Cette explosion n’est pas le seul incident resté inexpliqué. Le 28 novembre,
l’agence semi-officielle Fars News a fait état d’une « forte explosion »
près de la ville d’Ispahan. Le régime a nié que l’explosion se soit produite
à l’usine de conversion d’uranium du pays située près de cette ville. Selon
un article paru dans le Times cependant, il y aurait des images
satellites montrant de la « fumée » et de la « destruction » aux
installations, citant des responsables du renseignement israélien qui
disaient qu’il n’y avait « aucun doute » qu’une explosion était survenue à
l’établissement.
Le même jour que l’explosion d’Ispahan, le ministre du renseignement
d’Israël, Dan Meridor, a ostensiblement déclaré à la presse : « Il y a des
pays qui imposent des sanctions économiques, et il y a des pays qui agissent
par d’autres moyens pour faire face à la menace nucléaire iranienne. »
Ces explosions suivent l’assassinat l’an dernier de deux des meilleurs
scientifiques nucléaires iraniens et d’une autre tentative qui a échoué, des
gestes largement attribués au Mossad, l’agence de renseignement israélienne
bien connue pour de tels actes criminels.

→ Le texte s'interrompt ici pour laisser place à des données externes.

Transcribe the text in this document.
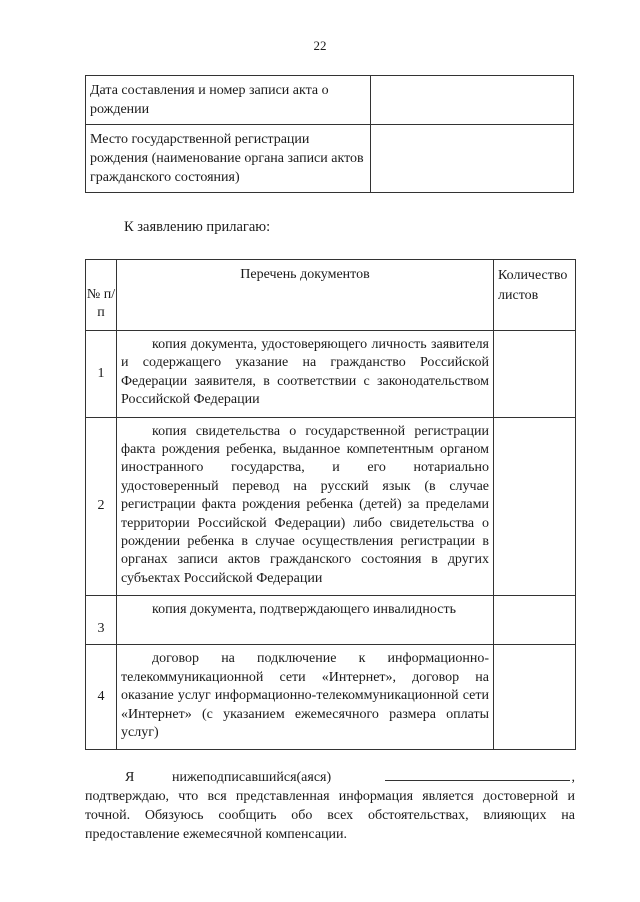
22
Дата составления и номер записи акта о рождении	
Место государственной регистрации рождения (наименование органа записи актов гражданского состояния)	
К заявлению прилагаю:
№ п/п	Перечень документов	Количество листов
1	копия документа, удостоверяющего личность заявителя и содержащего указание на гражданство Российской Федерации заявителя, в соответствии с законодательством Российской Федерации	
2	копия свидетельства о государственной регистрации факта рождения ребенка, выданное компетентным органом иностранного государства, и его нотариально удостоверенный перевод на русский язык (в случае регистрации факта рождения ребенка (детей) за пределами территории Российской Федерации) либо свидетельства о рождении ребенка в случае осуществления регистрации в органах записи актов гражданского состояния в других субъектах Российской Федерации	
3	копия документа, подтверждающего инвалидность	
4	договор на подключение к информационно-телекоммуникационной сети «Интернет», договор на оказание услуг информационно-телекоммуникационной сети «Интернет» (с указанием ежемесячного размера оплаты услуг)	
Я	нижеподписавшийся(аяся)	,
подтверждаю, что вся представленная информация является достоверной и точной. Обязуюсь сообщить обо всех обстоятельствах, влияющих на предоставление ежемесячной компенсации.
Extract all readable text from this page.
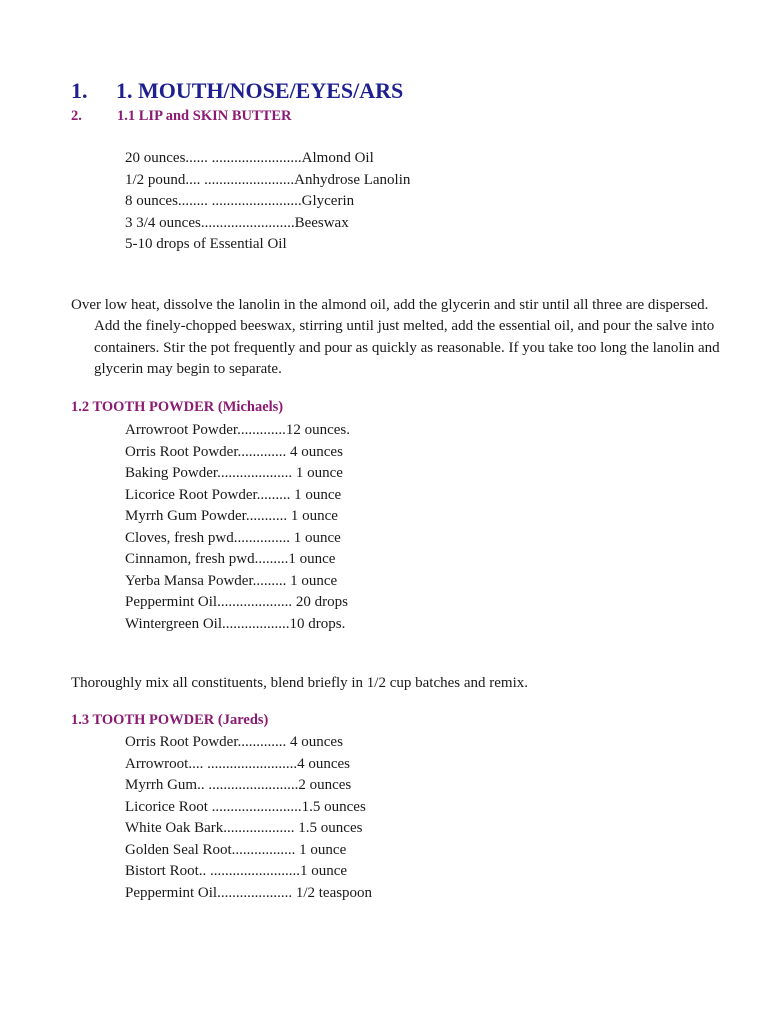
1. 1. MOUTH/NOSE/EYES/ARS
2. 1.1 LIP and SKIN BUTTER
20 ounces...... ........................Almond Oil
1/2 pound.... ........................Anhydrose Lanolin
8 ounces........ ........................Glycerin
3 3/4 ounces.........................Beeswax
5-10 drops of Essential Oil

Over low heat, dissolve the lanolin in the almond oil, add the glycerin and stir until all three are dispersed. Add the finely-chopped beeswax, stirring until just melted, add the essential oil, and pour the salve into containers. Stir the pot frequently and pour as quickly as reasonable. If you take too long the lanolin and glycerin may begin to separate.

1.2 TOOTH POWDER (Michaels)
Arrowroot Powder.............12 ounces.
Orris Root Powder............. 4 ounces
Baking Powder.................... 1 ounce
Licorice Root Powder......... 1 ounce
Myrrh Gum Powder........... 1 ounce
Cloves, fresh pwd............... 1 ounce
Cinnamon, fresh pwd.........1 ounce
Yerba Mansa Powder......... 1 ounce
Peppermint Oil.................... 20 drops
Wintergreen Oil..................10 drops.

Thoroughly mix all constituents, blend briefly in 1/2 cup batches and remix.

1.3 TOOTH POWDER (Jareds)
Orris Root Powder............. 4 ounces
Arrowroot.... ........................4 ounces
Myrrh Gum.. ........................2 ounces
Licorice Root ........................1.5 ounces
White Oak Bark................... 1.5 ounces
Golden Seal Root................. 1 ounce
Bistort Root.. ........................1 ounce
Peppermint Oil.................... 1/2 teaspoon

Selon un article du Los Angeles Times publié dimanche, pour
« beaucoup d’anciens responsables du renseignement américain et d’experts
sur l’Iran », l’explosion du 12 novembre s’inscrit dans « un effort secret
des États-Unis, d’Israël et d’autres pays pour enrayer les programmes
nucléaire et balistique de l’Iran ». L’analyste Patrick Clawson du
Washington Institute for Near East Policy a déclaré au journal : « Il semble
qu’il y ait une campagne d’assassinats et de guerre cybernétique, ainsi
qu’une campagne semi-reconnue de sabotage. »

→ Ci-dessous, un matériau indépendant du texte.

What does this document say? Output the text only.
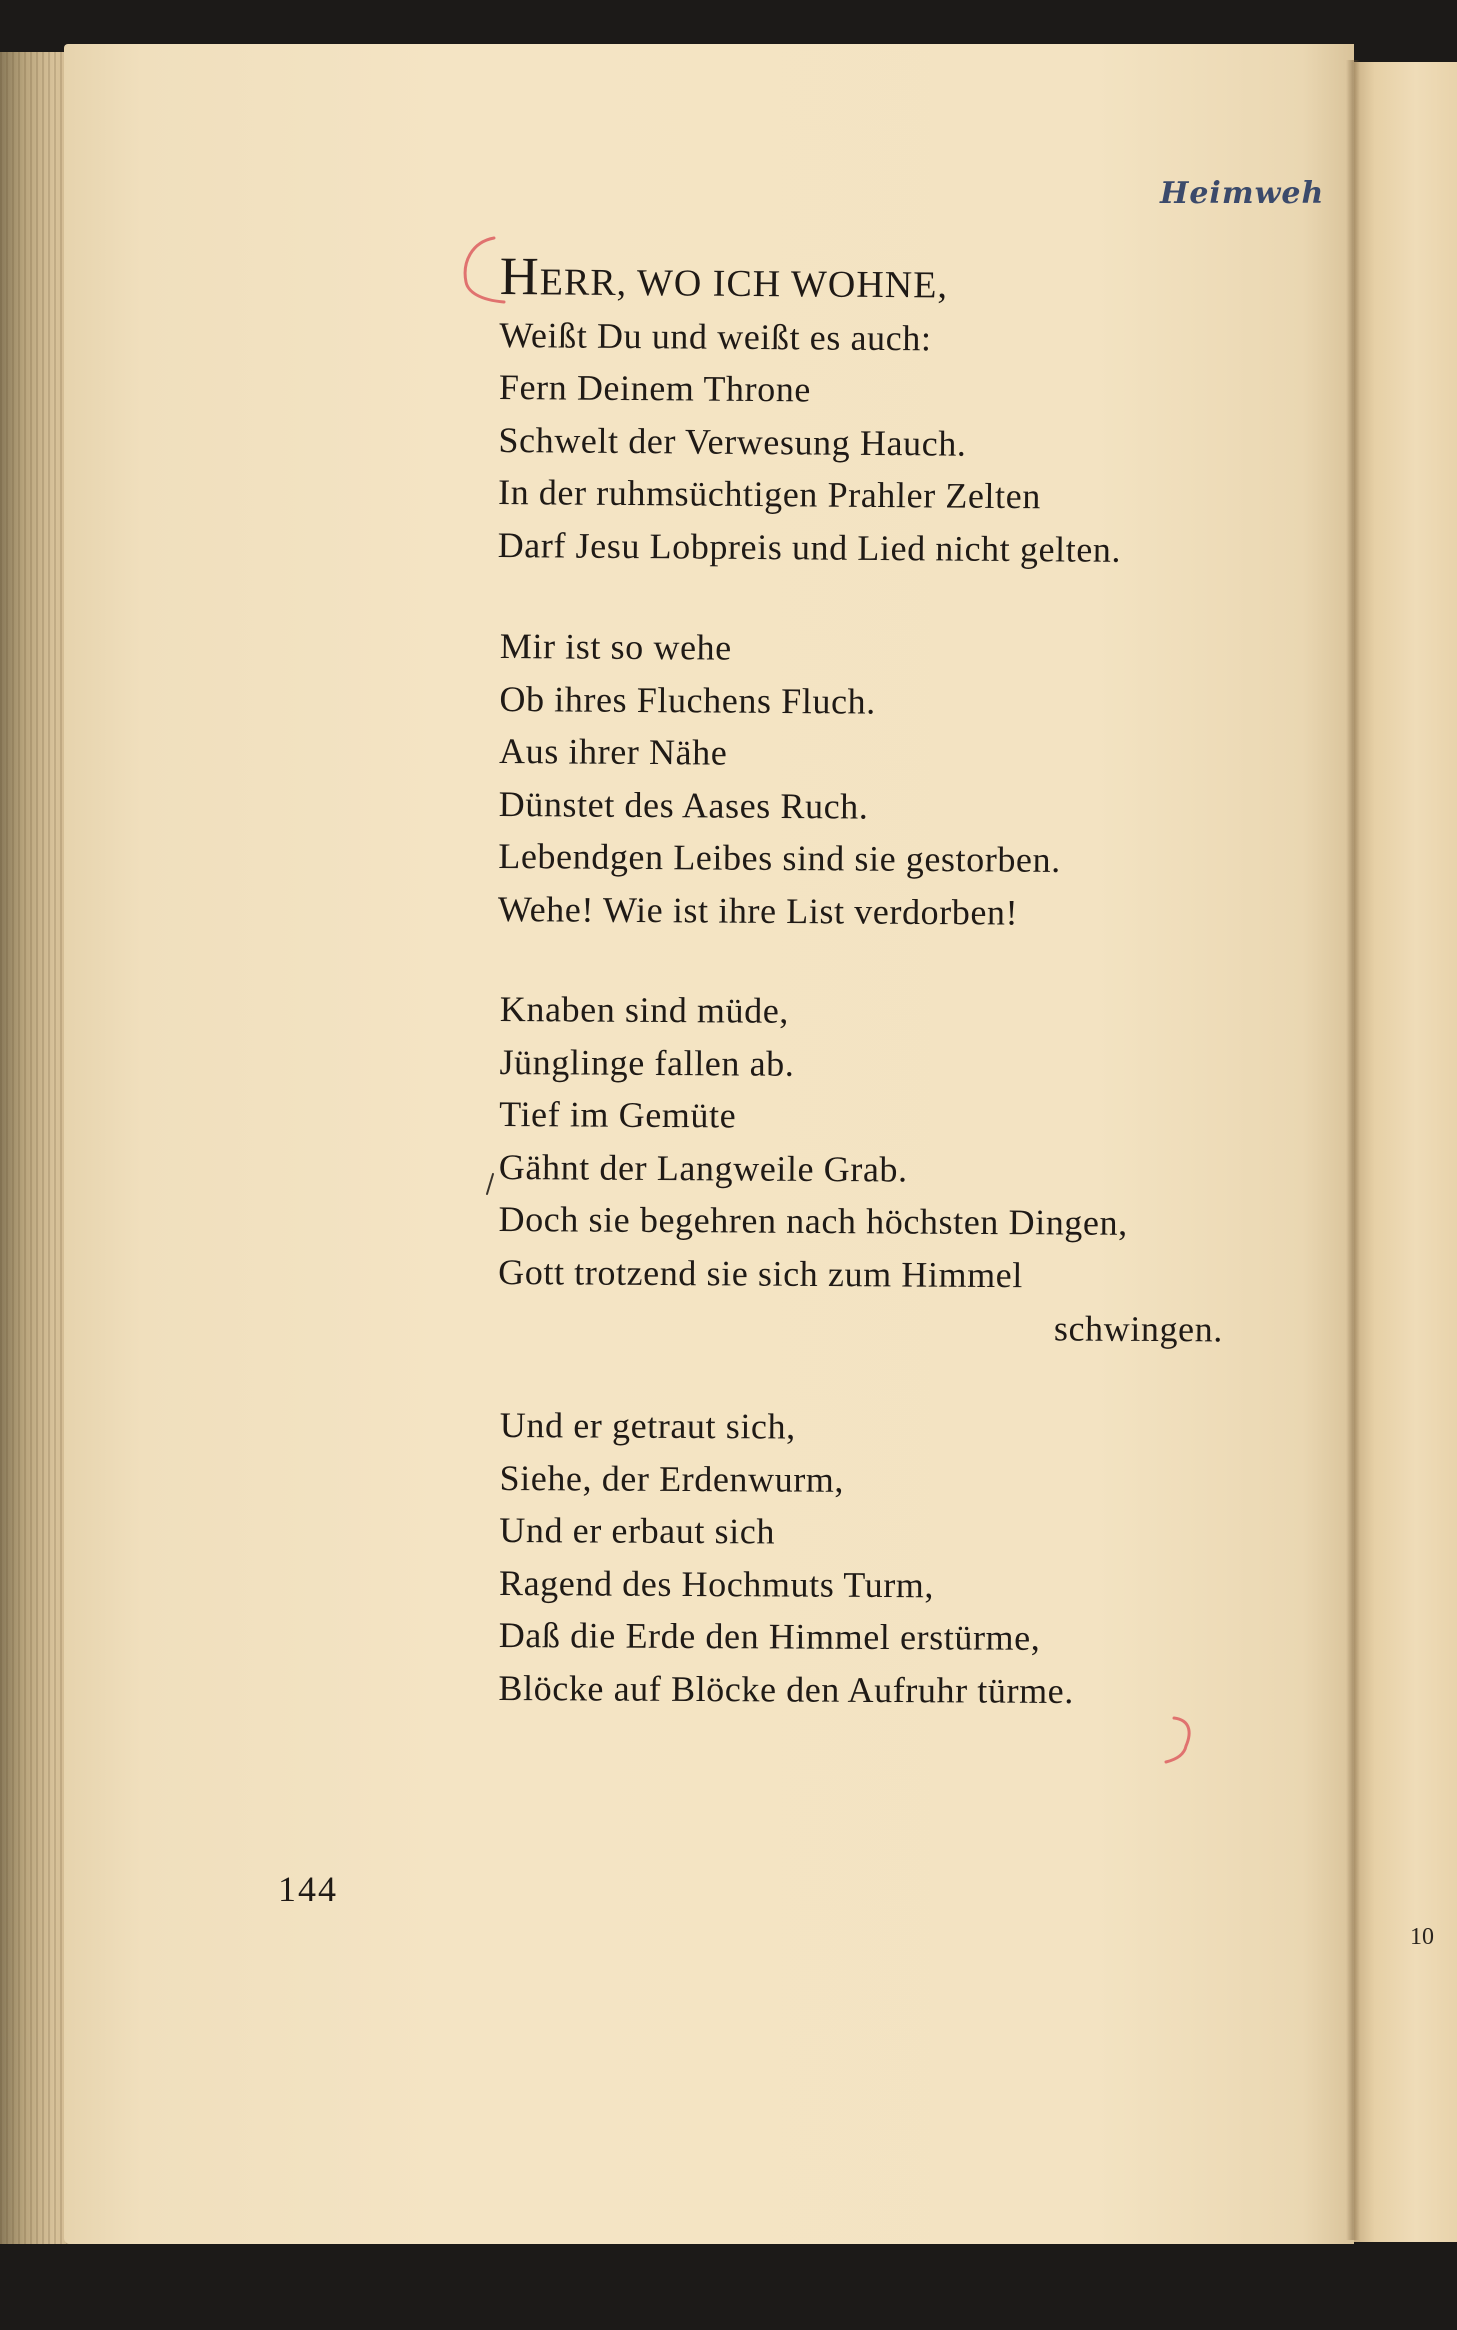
Heimweh
HERR, WO ICH WOHNE,
Weißt Du und weißt es auch:
Fern Deinem Throne
Schwelt der Verwesung Hauch.
In der ruhmsüchtigen Prahler Zelten
Darf Jesu Lobpreis und Lied nicht gelten.
Mir ist so wehe
Ob ihres Fluchens Fluch.
Aus ihrer Nähe
Dünstet des Aases Ruch.
Lebendgen Leibes sind sie gestorben.
Wehe! Wie ist ihre List verdorben!
Knaben sind müde,
Jünglinge fallen ab.
Tief im Gemüte
Gähnt der Langweile Grab.
Doch sie begehren nach höchsten Dingen,
Gott trotzend sie sich zum Himmel
schwingen.
Und er getraut sich,
Siehe, der Erdenwurm,
Und er erbaut sich
Ragend des Hochmuts Turm,
Daß die Erde den Himmel erstürme,
Blöcke auf Blöcke den Aufruhr türme.
144
10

En Israël, les médias ont largement rapporté que le ministre de la
Défense Ehoud Barak et le premier ministre Netanyahu ont fait campagne dans
le cabinet israélien pour mener une attaque préventive contre l’Iran. Hier,
le journal conservateur Jerusalem Post a indiqué que le différend
n’était pas tant « sur l’ampleur ou la gravité de la menace – tous sont
d’accord que l’Iran doit être stoppé – mais plutôt à savoir quel serait le
meilleur moment pour qu’Israël agisse. » Le journal a également décrit les
deux explosions comme « faisant partie de la guerre secrète que l’Occident
mène contre l’Iran. »
Le gouvernement israélien a bondi sur le dernier rapport de l’Agence
internationale de l’énergie atomique (AIEA) qui affirme qu’elle détient des
preuves que l’Iran a effectué des recherches liées aux armes nucléaires. Une
grande partie du rapport est basée sur de vieilles informations fournies par
différentes agences de renseignement, y compris celles d’Israël et des
États-Unis. Téhéran a nié à plusieurs reprises l’existence de tels plans
pour construire une bombe, qualifiant les preuves de fabriquées.

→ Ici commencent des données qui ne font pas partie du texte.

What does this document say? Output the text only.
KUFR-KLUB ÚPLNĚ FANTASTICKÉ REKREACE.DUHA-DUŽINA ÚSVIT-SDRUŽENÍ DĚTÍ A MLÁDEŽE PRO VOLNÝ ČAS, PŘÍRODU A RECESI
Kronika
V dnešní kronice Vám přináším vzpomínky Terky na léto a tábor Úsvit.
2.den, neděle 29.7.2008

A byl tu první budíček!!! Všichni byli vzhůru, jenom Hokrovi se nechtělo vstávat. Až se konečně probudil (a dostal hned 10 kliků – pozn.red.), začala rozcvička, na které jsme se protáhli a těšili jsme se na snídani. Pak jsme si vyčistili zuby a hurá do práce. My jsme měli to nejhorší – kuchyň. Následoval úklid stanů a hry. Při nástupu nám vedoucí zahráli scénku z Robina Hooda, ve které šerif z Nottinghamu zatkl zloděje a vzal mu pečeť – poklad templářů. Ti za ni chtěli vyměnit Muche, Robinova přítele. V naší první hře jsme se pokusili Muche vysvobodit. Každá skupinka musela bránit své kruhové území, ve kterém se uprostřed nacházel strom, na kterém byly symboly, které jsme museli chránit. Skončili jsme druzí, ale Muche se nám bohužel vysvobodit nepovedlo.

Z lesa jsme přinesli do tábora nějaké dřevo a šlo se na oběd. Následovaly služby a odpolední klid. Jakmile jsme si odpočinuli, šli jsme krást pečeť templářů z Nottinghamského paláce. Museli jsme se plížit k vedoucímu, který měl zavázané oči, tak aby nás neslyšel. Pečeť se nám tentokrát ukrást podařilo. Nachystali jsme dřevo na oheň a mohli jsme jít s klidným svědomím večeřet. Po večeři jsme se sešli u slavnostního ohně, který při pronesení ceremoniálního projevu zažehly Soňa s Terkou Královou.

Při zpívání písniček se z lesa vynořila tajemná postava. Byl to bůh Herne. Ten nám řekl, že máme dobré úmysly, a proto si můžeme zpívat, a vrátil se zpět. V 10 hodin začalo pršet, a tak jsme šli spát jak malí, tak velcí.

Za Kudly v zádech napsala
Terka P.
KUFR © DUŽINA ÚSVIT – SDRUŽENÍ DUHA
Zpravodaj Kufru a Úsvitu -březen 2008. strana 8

Comme ils l’ont fait en Irak, les États-Unis et leurs proches alliés font
appel à des allégations douteuses à propos de programmes d’armes nucléaires
pour justifier une politique agressive visant à façonner un régime à Téhéran
plus soumis à leurs intérêts économiques et géopolitiques. L’augmentation du
nombre d’indices démontrant que des opérations clandestines risquées sont
menées, la toute dernière étant celle où le drone a été abattu, agite le
spectre qu’une attaque ou une provocation contre le régime iranien pourrait
déclencher une conflagration militaire bien plus grave.